2010-07-18 Thread Ted Dunning
On Sun, Jul 18, 2010 at 3:34 PM, Ashwin Jayaprakash 
ashwin.jayaprak...@gmail.com wrote:


   - If 1 out of 3 servers crashes and the log files are unrecoverable, how
   do we provision a replacement server?


Just start it and it will download a snapshot from the other servers.



- If the server log is recoverable but provisioning takes a long time,
   then what happens if the old log file is far behind the current state?


If a server is very far behind, it will download a snapshot as if it knows
nothing.  This rarely takes long.


  - If there was a temporary glitch (n/w or GC) and the replica to which
  the client is connected breaks away from the quorum does the client
 get
  notified? Does it stop processing client requests? Does it rejoin the
  cluster without manual intervention?


Failures like this are normally invisible to the client.

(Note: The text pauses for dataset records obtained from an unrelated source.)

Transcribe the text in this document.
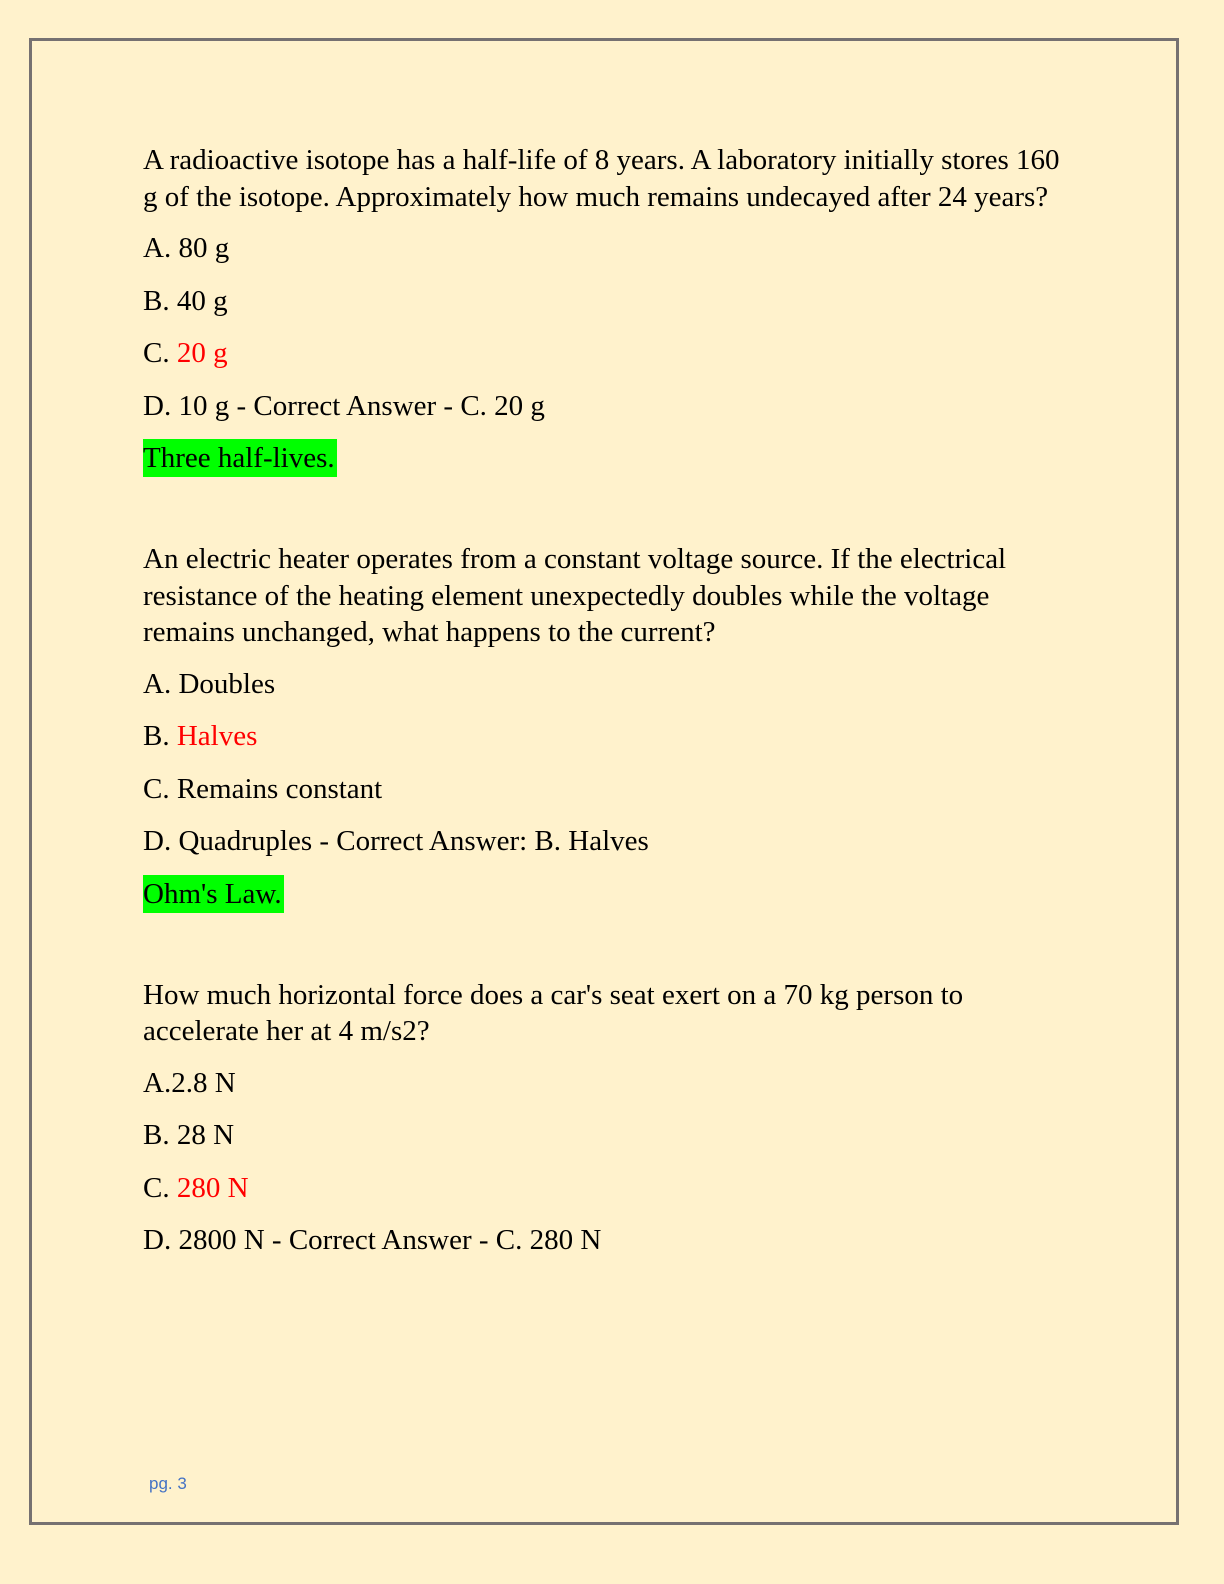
A radioactive isotope has a half-life of 8 years. A laboratory initially stores 160 g of the isotope. Approximately how much remains undecayed after 24 years?

A. 80 g

B. 40 g

C. 20 g

D. 10 g - Correct Answer - C. 20 g

Three half-lives.

An electric heater operates from a constant voltage source. If the electrical resistance of the heating element unexpectedly doubles while the voltage remains unchanged, what happens to the current?

A. Doubles

B. Halves

C. Remains constant

D. Quadruples - Correct Answer: B. Halves

Ohm's Law.

How much horizontal force does a car's seat exert on a 70 kg person to accelerate her at 4 m/s2?

A.2.8 N

B. 28 N

C. 280 N

D. 2800 N - Correct Answer - C. 280 N

pg. 3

   - Do the servers really have to run with file based persistence? I saw
   that someone wanted this in-memory mode for unit testing (ZK
 694https://issues.apache.org/jira/browse/ZOOKEEPER-694)
   but there are cases where only a transient ZK service is needed. Most
   enterprise systems have replicated Databases anyway. So, the fear of data
   loss is minimal. If ZK logs are the only means of recovery, then this
 might
   be harder to implement


ZK is not a replacement for your database and it is really, really nice to
be able to stop it and start it again.  Disk persistence helps with this
enormously.

  promising. Plain ZK API is a bit overwhelming :)


In practice, it is really pretty simple.  Try it out.